Physicians from Rochester, Minnesota, examined the associations between hypopituitarism, hypothalamic dysfunction, and nonalcoholic fatty liver disease (NAFLD).
They assessed a case series of 21 patients with diagnoses of hypopituitarism, hypothalamic obesity, or craniopharyngioma and NAFLD.
The team reviewed clinical, laboratory, and liver biopsy features.
|NAFLD was diagnosed a median of 3 years after hypothalamic/pituitary dysfunction.|
The physicians found that NAFLD was diagnosed a median of 3 years after the diagnosis of hypothalamic/pituitary dysfunction.
They determined that the mean gain in body mass index (BMI) between diagnoses of hypothalamic/pituitary disease and NAFLD was 11.3 kg/m2. This was an average yearly gain of 2.2 kg/m2.
They found that the majority of patients developed elevated glucose levels and dyslipidemia by time of diagnosis of NAFLD.
There were 10 patients biopsied. Of these 6 were cirrhotic, 2 had nonalcoholic steatohepatitis with fibrosis, and 2 had simple steatosis.

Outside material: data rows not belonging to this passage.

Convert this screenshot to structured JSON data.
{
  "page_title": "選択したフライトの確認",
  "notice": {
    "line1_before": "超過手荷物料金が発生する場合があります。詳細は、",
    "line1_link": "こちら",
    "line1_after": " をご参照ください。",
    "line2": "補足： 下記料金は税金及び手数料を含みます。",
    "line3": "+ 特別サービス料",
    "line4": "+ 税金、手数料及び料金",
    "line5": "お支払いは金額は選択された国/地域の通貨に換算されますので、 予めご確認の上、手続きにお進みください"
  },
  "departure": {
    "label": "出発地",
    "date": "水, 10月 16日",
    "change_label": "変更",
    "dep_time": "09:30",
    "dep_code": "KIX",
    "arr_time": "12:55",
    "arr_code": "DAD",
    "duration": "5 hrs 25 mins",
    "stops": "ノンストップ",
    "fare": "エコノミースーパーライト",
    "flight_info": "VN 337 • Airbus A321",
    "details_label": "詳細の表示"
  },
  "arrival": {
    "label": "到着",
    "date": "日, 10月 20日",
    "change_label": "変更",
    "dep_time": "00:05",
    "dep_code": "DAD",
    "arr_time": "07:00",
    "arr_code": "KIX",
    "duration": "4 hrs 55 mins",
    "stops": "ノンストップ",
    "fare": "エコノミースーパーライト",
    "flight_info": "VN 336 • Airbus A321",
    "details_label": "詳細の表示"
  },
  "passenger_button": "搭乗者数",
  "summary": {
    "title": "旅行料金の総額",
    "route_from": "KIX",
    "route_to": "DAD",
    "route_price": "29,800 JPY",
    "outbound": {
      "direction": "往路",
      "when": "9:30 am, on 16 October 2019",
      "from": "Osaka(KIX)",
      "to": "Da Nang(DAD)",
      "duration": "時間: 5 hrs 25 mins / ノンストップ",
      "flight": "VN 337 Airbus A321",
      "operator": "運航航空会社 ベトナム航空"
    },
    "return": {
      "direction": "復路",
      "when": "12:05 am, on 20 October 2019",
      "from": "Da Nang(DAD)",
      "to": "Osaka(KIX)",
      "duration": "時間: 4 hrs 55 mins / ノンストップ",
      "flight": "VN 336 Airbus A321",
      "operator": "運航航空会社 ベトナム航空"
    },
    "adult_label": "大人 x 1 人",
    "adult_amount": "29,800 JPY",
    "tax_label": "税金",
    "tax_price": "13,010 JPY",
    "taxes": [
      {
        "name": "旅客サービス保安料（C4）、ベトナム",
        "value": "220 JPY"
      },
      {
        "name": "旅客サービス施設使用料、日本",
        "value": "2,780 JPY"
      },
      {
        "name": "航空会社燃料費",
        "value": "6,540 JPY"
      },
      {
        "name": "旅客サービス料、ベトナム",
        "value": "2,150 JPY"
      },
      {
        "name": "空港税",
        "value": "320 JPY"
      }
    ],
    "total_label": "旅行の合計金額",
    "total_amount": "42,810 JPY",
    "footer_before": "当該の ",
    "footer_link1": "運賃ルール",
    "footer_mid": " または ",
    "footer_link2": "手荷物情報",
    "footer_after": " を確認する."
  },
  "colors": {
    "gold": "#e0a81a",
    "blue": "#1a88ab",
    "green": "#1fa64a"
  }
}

The team had long-term follow-up data for 18 patients. Overall, 2 patients required liver transplantation, and 6 died, 2 from liver related causes.
Dr Leon Adams and colleagues concluded, "Patients with hypothalamic and/or pituitary disease are at risk of excessive weight gain, impaired glucose tolerance, and dyslipidemia with subsequent development of NAFLD".
"This group has a high prevalence of cirrhosis placing them at risk for liver-related death".
"The novel evidence that hypothalamic/pituitary dysfunction may be accompanied by progressive NAFLD has important implications for the work-up and management of patients with hypothalamic/pituitary disease".